Royal Bank of Canada, the country’s largest lender by assets, lost 1.3 percent to C$58.84. Toronto-Dominion Bank (TD), the parent of Portland, Maine-based TD Bank NA and Cherry Hill New Jersey-based Commerce Bancorp, Inc., decreased 1.4 percent to C$82.15. Bank of Nova Scotia (BNS), Canada’s No. 3 lender by assets, slipped 1.1 percent to C$57.62.
Manulife Financial Corp. (MFC), the Toronto-based insurer with 120 life insurance sales offices in Japan, gained 1.7 percent to C$16.29 after tumbling 7.7 percent the previous two days. Peter A. Rozenberg, an analyst at UBS AG, raised his rating on the stock to “buy” from “neutral.”
Wheat rebounded from a four-month low on the Chicago Board of Trade. Japan is the second-biggest importer of U.S. wheat and, according to Statistics Canada, the No. 3 buyer of Canadian wheat.
Potash Corp. increased 2.5 percent to C$54.45. Agrium Inc. (AGU), Canada’s second-largest fertilizer producer, rose 1.5 percent to C$87.51. Viterra Inc. (VT), Canada’s biggest grain handler, gained 1.8 percent to C$10.92.

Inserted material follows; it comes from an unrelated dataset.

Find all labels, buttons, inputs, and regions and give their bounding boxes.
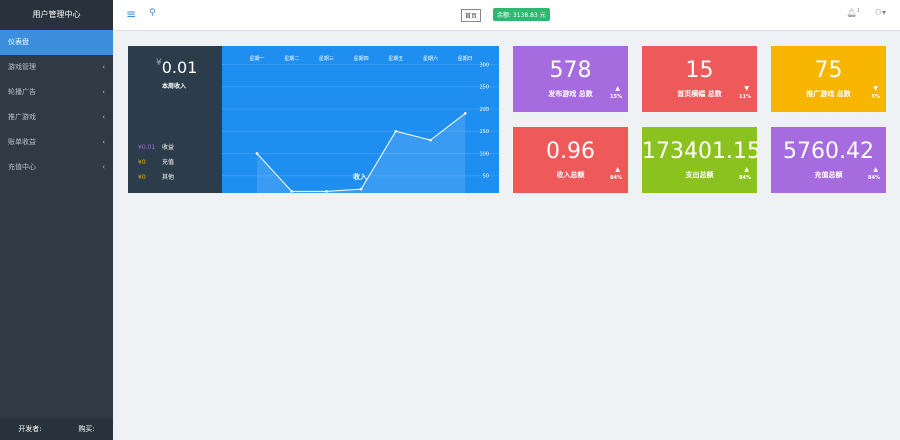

Uranium-mining companies fell for a third day as the nuclear crisis in Japan jeopardized a renaissance in nuclear power.
Cameco Corp. (CCO), the world’s second-largest uranium producer, declined 6.7 percent to C$29.93 to extend its weekly drop to 18 percent. Uranium One Inc. (UUU), a mining company controlled by Moscow-based ARMZ Uranium Holding, slumped 4.6 percent for a 41 percent plunge on the week.